= Hallvard Graatop =

Norwegian farmer

Hallvard Graatop was a 15th-century Norwegian rebel leader who fought against Erik of Pomerania. The name "Graatop", meaning "Gray-top" is probably a nom de guerre, possibly referring to gray hair or a gray hood (as a wanted outlaw, he may have concealed his face). Graatop's true identity is unknown. Popular stories in the Telemark area claim him to be "Lord" Hallvard Torbjørnsen of Roaldstad (later known as Vrålstad) farm.

== Causes of the conflict ==
The Black Death, which wrought havoc throughout Europe during the 14th century, had decimated the ruling families of Scandinavia. King Olav of Denmark and Norway was the last native ruler in Scandinavia. When he died in 1387, his mother Margareta took over the rule of those two countries and then Sweden as well. In 1397 in the town of Kalmar in Sweden, the Union of the three lands under a single crown was made official and Erik of Pomerania was chosen as king. Erik fatefully chose to govern the three kingdoms from Denmark using the Danish aristocracy.
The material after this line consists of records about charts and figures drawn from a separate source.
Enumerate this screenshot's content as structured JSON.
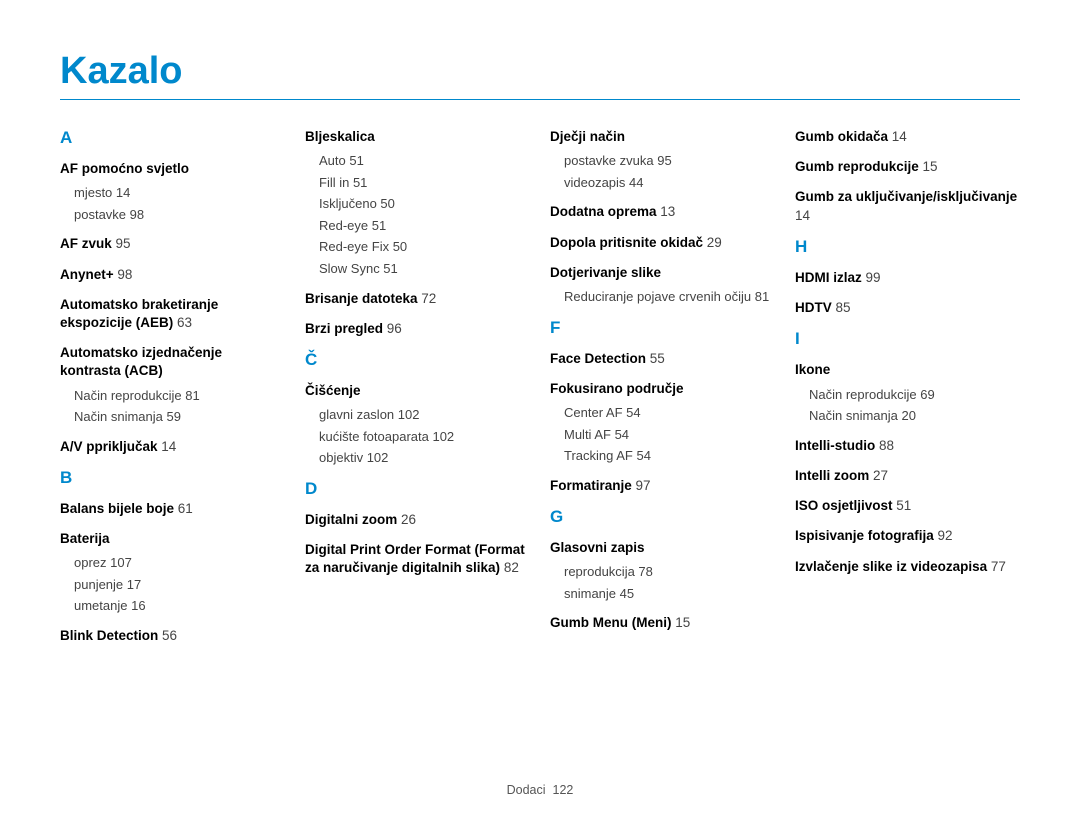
{
  "title": "Kazalo",
  "footer": {
    "label": "Dodaci",
    "page": "122"
  },
  "colors": {
    "accent": "#0088cc",
    "text": "#000000",
    "subtext": "#444444",
    "background": "#ffffff"
  },
  "columns": [
    {
      "sections": [
        {
          "letter": "A",
          "entries": [
            {
              "label": "AF pomoćno svjetlo",
              "subs": [
                {
                  "label": "mjesto",
                  "pg": "14"
                },
                {
                  "label": "postavke",
                  "pg": "98"
                }
              ]
            },
            {
              "label": "AF zvuk",
              "pg": "95"
            },
            {
              "label": "Anynet+",
              "pg": "98"
            },
            {
              "label": "Automatsko braketiranje ekspozicije (AEB)",
              "pg": "63"
            },
            {
              "label": "Automatsko izjednačenje kontrasta (ACB)",
              "subs": [
                {
                  "label": "Način reprodukcije",
                  "pg": "81"
                },
                {
                  "label": "Način snimanja",
                  "pg": "59"
                }
              ]
            },
            {
              "label": "A/V ppriključak",
              "pg": "14"
            }
          ]
        },
        {
          "letter": "B",
          "entries": [
            {
              "label": "Balans bijele boje",
              "pg": "61"
            },
            {
              "label": "Baterija",
              "subs": [
                {
                  "label": "oprez",
                  "pg": "107"
                },
                {
                  "label": "punjenje",
                  "pg": "17"
                },
                {
                  "label": "umetanje",
                  "pg": "16"
                }
              ]
            },
            {
              "label": "Blink Detection",
              "pg": "56"
            }
          ]
        }
      ]
    },
    {
      "sections": [
        {
          "letter": "",
          "entries": [
            {
              "label": "Bljeskalica",
              "subs": [
                {
                  "label": "Auto",
                  "pg": "51"
                },
                {
                  "label": "Fill in",
                  "pg": "51"
                },
                {
                  "label": "Isključeno",
                  "pg": "50"
                },
                {
                  "label": "Red-eye",
                  "pg": "51"
                },
                {
                  "label": "Red-eye Fix",
                  "pg": "50"
                },
                {
                  "label": "Slow Sync",
                  "pg": "51"
                }
              ]
            },
            {
              "label": "Brisanje datoteka",
              "pg": "72"
            },
            {
              "label": "Brzi pregled",
              "pg": "96"
            }
          ]
        },
        {
          "letter": "Č",
          "entries": [
            {
              "label": "Čišćenje",
              "subs": [
                {
                  "label": "glavni zaslon",
                  "pg": "102"
                },
                {
                  "label": "kućište fotoaparata",
                  "pg": "102"
                },
                {
                  "label": "objektiv",
                  "pg": "102"
                }
              ]
            }
          ]
        },
        {
          "letter": "D",
          "entries": [
            {
              "label": "Digitalni zoom",
              "pg": "26"
            },
            {
              "label": "Digital Print Order Format (Format za naručivanje digitalnih slika)",
              "pg": "82"
            }
          ]
        }
      ]
    },
    {
      "sections": [
        {
          "letter": "",
          "entries": [
            {
              "label": "Dječji način",
              "subs": [
                {
                  "label": "postavke zvuka",
                  "pg": "95"
                },
                {
                  "label": "videozapis",
                  "pg": "44"
                }
              ]
            },
            {
              "label": "Dodatna oprema",
              "pg": "13"
            },
            {
              "label": "Dopola pritisnite okidač",
              "pg": "29"
            },
            {
              "label": "Dotjerivanje slike",
              "subs": [
                {
                  "label": "Reduciranje pojave crvenih očiju",
                  "pg": "81"
                }
              ]
            }
          ]
        },
        {
          "letter": "F",
          "entries": [
            {
              "label": "Face Detection",
              "pg": "55"
            },
            {
              "label": "Fokusirano područje",
              "subs": [
                {
                  "label": "Center AF",
                  "pg": "54"
                },
                {
                  "label": "Multi AF",
                  "pg": "54"
                },
                {
                  "label": "Tracking AF",
                  "pg": "54"
                }
              ]
            },
            {
              "label": "Formatiranje",
              "pg": "97"
            }
          ]
        },
        {
          "letter": "G",
          "entries": [
            {
              "label": "Glasovni zapis",
              "subs": [
                {
                  "label": "reprodukcija",
                  "pg": "78"
                },
                {
                  "label": "snimanje",
                  "pg": "45"
                }
              ]
            },
            {
              "label": "Gumb Menu (Meni)",
              "pg": "15"
            }
          ]
        }
      ]
    },
    {
      "sections": [
        {
          "letter": "",
          "entries": [
            {
              "label": "Gumb okidača",
              "pg": "14"
            },
            {
              "label": "Gumb reprodukcije",
              "pg": "15"
            },
            {
              "label": "Gumb za uključivanje/isključivanje",
              "pg": "14"
            }
          ]
        },
        {
          "letter": "H",
          "entries": [
            {
              "label": "HDMI izlaz",
              "pg": "99"
            },
            {
              "label": "HDTV",
              "pg": "85"
            }
          ]
        },
        {
          "letter": "I",
          "entries": [
            {
              "label": "Ikone",
              "subs": [
                {
                  "label": "Način reprodukcije",
                  "pg": "69"
                },
                {
                  "label": "Način snimanja",
                  "pg": "20"
                }
              ]
            },
            {
              "label": "Intelli-studio",
              "pg": "88"
            },
            {
              "label": "Intelli zoom",
              "pg": "27"
            },
            {
              "label": "ISO osjetljivost",
              "pg": "51"
            },
            {
              "label": "Ispisivanje fotografija",
              "pg": "92"
            },
            {
              "label": "Izvlačenje slike iz videozapisa",
              "pg": "77"
            }
          ]
        }
      ]
    }
  ]
}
The Danish aristocracy naturally saw to their best interests and slowly alienated the residents of Sweden and Norway whom they tried to rule. In Sweden Engelbrekt Engelbrektson led a successful rebellion in 1434. In 1436 Amund Sigurdsson Bolt tried to do the same in Norway, but failed. Enter Hallvard Graatop. He raised an army of peasants to challenge the harsh Danish rule in Oslo. Hallvard and his army of Norwegians fought the Danes in 1438, but failed to secure their freedom. This third rebellion in under a decade, however, led the Danish aristocracy to turn on King Erik, whose harsh policies had fomented the disdain in which Danes were now held by their northern neighbors. They saw to the ouster of King Erik in 1439. In 1442 the Swedes were officially regranted sovereignty, however, the Danish aristocracy was unwilling to give up Norway. The next decade saw them reconquer the country and annex outright the Norwegian colonies of Greenland, Iceland, and the Faroes.

==Controversy==
The identity of Hallvard Graatop has been disputed by more modern scholars. Some claim the connection to a Hallvard Torbjornsson or Toresson living at the Vraalstad farm in Drangedal in the 15th century is entirely based upon hearsay and speculation. As a rebel leader, he would certainly have been executed by his adversaries if caught, thus it's quite reasonable that he deliberately covered his tracks. It seems that he was successful in this respect, as there's no record of his execution.

==Notes and references==

- Voxland, Melvin Voxland Viking Saga, 1980.
- Naeseth, Gerhard Wrolstad Family History, 1978.